Ford, Cloghmartin, Co. Tipperary
Co. Tipperary |
Bridges & Crossings
A concrete road rarely announces itself as a piece of ancient infrastructure, yet the modest 3.5-metre-wide strip of tarmac running east to west through the river valley at Cloghmartin is doing exactly that.
Beneath and alongside it, an earthen bank with stone facing, topped in places by a hedgerow, traces the line of a route that was already old enough to be mapped in 1755, when John Rocque recorded it in his plan of the camp near Thurles. The stream it crosses was a ford, a shallow crossing point where travellers on foot, on horseback, and with carts could pass the water before it flows north to join the River Suir.

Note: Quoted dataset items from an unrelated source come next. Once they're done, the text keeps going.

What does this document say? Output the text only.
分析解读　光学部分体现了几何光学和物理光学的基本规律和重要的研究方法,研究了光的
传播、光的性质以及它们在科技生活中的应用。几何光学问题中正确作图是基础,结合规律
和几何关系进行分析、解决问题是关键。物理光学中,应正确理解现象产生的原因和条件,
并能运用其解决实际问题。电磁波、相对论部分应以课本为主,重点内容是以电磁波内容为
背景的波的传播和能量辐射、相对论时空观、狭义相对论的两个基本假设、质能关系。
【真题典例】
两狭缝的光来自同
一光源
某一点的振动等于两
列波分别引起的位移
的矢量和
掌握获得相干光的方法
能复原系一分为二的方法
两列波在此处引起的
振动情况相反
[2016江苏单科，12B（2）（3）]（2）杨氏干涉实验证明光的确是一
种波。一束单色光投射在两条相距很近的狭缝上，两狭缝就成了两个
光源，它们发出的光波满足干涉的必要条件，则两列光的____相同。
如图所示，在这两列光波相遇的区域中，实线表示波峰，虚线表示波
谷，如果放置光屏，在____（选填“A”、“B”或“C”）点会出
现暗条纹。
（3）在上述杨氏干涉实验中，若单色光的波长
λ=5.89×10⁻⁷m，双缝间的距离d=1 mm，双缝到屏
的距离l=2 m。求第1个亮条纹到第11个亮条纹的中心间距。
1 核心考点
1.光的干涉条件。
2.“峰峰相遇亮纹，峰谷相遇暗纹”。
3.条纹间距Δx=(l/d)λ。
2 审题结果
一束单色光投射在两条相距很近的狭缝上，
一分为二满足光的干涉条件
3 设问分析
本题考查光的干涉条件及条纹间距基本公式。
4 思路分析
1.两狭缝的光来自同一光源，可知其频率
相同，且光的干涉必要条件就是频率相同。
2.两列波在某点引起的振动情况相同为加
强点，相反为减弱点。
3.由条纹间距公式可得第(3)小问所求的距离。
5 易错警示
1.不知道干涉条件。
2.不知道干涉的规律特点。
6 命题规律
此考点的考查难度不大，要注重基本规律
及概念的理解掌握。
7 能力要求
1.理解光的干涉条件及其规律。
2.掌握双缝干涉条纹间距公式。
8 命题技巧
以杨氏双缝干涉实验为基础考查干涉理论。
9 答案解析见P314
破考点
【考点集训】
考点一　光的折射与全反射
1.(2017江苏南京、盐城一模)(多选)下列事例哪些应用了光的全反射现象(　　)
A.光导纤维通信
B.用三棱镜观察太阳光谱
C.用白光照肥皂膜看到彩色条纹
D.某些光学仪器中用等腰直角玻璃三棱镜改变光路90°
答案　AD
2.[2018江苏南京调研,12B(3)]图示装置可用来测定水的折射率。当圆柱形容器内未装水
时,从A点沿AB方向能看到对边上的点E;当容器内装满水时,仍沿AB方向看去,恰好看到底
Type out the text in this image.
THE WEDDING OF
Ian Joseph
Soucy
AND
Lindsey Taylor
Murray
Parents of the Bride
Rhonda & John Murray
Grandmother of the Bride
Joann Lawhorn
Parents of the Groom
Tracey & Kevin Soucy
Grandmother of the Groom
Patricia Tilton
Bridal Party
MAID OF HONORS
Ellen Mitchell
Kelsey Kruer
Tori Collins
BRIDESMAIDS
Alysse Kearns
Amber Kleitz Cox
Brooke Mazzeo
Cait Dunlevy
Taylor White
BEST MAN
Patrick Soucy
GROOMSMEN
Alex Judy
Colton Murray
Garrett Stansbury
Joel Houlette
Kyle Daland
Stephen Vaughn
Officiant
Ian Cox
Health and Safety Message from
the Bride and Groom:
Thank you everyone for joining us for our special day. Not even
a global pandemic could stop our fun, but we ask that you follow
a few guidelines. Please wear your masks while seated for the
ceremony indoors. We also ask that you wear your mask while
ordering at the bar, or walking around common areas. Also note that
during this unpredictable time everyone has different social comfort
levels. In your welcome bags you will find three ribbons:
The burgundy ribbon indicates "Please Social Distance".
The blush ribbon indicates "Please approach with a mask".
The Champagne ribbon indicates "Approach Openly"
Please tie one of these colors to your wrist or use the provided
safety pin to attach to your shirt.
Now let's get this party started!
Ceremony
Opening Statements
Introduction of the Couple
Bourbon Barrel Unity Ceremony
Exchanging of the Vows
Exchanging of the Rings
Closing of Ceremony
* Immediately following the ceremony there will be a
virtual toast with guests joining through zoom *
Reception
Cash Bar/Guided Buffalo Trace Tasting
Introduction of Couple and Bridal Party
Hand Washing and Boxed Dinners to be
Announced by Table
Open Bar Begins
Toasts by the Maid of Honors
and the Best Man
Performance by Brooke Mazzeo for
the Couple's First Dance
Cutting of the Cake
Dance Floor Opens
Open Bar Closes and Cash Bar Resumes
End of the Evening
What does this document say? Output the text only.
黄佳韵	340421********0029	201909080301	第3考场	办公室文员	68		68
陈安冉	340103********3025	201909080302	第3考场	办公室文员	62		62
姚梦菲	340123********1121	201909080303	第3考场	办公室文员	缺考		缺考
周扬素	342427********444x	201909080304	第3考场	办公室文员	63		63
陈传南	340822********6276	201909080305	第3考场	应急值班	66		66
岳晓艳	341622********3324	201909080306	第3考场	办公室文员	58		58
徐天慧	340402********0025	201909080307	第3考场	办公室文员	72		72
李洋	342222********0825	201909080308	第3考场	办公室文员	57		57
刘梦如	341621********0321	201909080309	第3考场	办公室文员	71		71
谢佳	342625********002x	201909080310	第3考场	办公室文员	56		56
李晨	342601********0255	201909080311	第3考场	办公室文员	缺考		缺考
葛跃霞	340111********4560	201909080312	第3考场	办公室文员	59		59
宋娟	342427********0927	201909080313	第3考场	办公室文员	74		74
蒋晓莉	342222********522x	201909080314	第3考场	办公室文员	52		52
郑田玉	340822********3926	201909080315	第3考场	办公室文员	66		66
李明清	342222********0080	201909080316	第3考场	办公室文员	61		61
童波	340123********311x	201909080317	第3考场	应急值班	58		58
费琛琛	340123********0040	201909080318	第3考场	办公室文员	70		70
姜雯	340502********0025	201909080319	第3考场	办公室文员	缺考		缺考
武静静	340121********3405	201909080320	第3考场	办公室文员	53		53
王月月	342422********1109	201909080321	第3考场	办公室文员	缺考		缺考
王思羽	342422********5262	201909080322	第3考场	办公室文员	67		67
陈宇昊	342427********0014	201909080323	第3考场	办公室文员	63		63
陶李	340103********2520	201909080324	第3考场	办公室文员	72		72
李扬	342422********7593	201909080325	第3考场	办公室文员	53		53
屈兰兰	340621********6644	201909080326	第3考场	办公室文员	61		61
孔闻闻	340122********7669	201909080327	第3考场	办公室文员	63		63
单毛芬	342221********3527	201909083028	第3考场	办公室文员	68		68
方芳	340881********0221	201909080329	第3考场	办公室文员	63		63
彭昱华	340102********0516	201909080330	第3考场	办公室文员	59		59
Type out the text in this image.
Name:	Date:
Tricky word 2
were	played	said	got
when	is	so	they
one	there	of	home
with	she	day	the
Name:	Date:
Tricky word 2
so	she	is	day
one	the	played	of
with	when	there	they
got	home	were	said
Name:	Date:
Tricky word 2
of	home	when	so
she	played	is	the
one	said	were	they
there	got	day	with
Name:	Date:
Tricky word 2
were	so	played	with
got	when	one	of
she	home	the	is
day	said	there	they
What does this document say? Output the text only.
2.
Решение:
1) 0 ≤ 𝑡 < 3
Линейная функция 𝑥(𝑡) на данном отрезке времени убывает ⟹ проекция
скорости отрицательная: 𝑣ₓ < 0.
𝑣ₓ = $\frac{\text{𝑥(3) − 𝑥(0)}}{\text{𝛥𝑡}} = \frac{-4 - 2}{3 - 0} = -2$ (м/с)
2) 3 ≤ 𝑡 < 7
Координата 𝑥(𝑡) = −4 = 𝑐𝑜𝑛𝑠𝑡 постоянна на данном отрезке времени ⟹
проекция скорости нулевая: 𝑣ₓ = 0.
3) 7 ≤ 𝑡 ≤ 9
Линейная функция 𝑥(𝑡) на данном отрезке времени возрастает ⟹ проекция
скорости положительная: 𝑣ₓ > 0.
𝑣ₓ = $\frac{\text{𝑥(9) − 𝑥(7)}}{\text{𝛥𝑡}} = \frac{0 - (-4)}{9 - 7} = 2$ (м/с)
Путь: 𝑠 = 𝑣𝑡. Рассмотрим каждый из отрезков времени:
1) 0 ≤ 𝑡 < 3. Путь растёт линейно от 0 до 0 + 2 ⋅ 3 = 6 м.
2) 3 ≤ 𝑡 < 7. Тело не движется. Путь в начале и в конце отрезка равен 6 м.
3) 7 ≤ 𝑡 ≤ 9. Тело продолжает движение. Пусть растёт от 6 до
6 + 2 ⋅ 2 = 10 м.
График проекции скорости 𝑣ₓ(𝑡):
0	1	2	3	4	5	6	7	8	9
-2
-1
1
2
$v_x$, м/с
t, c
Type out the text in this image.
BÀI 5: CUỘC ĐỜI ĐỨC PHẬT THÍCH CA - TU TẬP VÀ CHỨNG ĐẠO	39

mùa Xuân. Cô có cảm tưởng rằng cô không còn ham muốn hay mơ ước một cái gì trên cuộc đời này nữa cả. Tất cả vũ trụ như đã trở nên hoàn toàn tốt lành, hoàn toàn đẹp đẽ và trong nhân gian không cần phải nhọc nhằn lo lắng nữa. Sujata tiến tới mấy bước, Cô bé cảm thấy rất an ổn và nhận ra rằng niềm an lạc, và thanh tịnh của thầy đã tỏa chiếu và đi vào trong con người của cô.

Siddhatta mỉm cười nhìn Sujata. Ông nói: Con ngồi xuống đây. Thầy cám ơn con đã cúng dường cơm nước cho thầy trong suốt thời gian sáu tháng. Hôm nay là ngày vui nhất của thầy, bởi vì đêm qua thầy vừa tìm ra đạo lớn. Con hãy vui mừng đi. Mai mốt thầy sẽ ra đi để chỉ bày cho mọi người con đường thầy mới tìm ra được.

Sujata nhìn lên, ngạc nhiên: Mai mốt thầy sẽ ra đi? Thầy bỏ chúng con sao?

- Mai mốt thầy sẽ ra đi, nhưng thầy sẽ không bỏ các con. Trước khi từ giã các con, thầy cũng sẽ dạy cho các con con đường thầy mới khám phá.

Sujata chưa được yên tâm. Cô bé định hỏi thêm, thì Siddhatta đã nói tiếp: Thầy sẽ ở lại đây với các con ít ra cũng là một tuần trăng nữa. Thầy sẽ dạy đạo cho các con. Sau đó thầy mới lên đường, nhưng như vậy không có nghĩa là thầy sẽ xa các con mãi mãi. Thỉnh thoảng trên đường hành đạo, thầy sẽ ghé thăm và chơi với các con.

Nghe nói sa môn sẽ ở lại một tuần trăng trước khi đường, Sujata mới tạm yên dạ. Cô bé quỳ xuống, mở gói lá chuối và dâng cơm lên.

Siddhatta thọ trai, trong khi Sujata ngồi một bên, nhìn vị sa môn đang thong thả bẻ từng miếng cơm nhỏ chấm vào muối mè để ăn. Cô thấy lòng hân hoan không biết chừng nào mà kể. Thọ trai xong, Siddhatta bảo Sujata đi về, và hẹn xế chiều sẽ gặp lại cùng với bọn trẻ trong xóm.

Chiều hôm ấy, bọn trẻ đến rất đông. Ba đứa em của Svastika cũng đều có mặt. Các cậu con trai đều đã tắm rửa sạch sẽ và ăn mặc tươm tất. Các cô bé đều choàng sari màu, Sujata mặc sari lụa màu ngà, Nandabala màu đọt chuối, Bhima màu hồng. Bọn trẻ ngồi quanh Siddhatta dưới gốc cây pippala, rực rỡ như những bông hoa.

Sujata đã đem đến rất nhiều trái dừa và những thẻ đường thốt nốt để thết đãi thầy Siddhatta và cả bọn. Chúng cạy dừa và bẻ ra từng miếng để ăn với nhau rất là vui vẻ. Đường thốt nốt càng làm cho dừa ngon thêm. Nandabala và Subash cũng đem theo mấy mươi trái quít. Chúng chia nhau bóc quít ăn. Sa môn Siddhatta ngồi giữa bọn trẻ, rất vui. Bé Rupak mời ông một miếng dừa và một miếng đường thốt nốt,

What makes this crossing particularly legible as a historical artefact is the cartographic record that has survived it. Rocque's 1755 map marks both the road and the fording point, and a later map from 1775, part of a substantial collection of land surveys covering several Tipperary baronies and compiled by surveyors including John Wrigh, John Moynaham, and the Longfield family between 1757 and 1834, labels the route explicitly as the Old Road to Cashel. Cashel, with its famous rock and its role as an ecclesiastical and political centre, drew traffic from across the county, and roads feeding into it carried considerable importance. The stone wall boundary that still runs alongside the modern road and continues down to the stream is likely the most visible remnant of the original route's management and demarcation. A ford, in this context, was not merely a convenience but an engineered crossing, often improved with laid stone and maintained as part of the road network it served.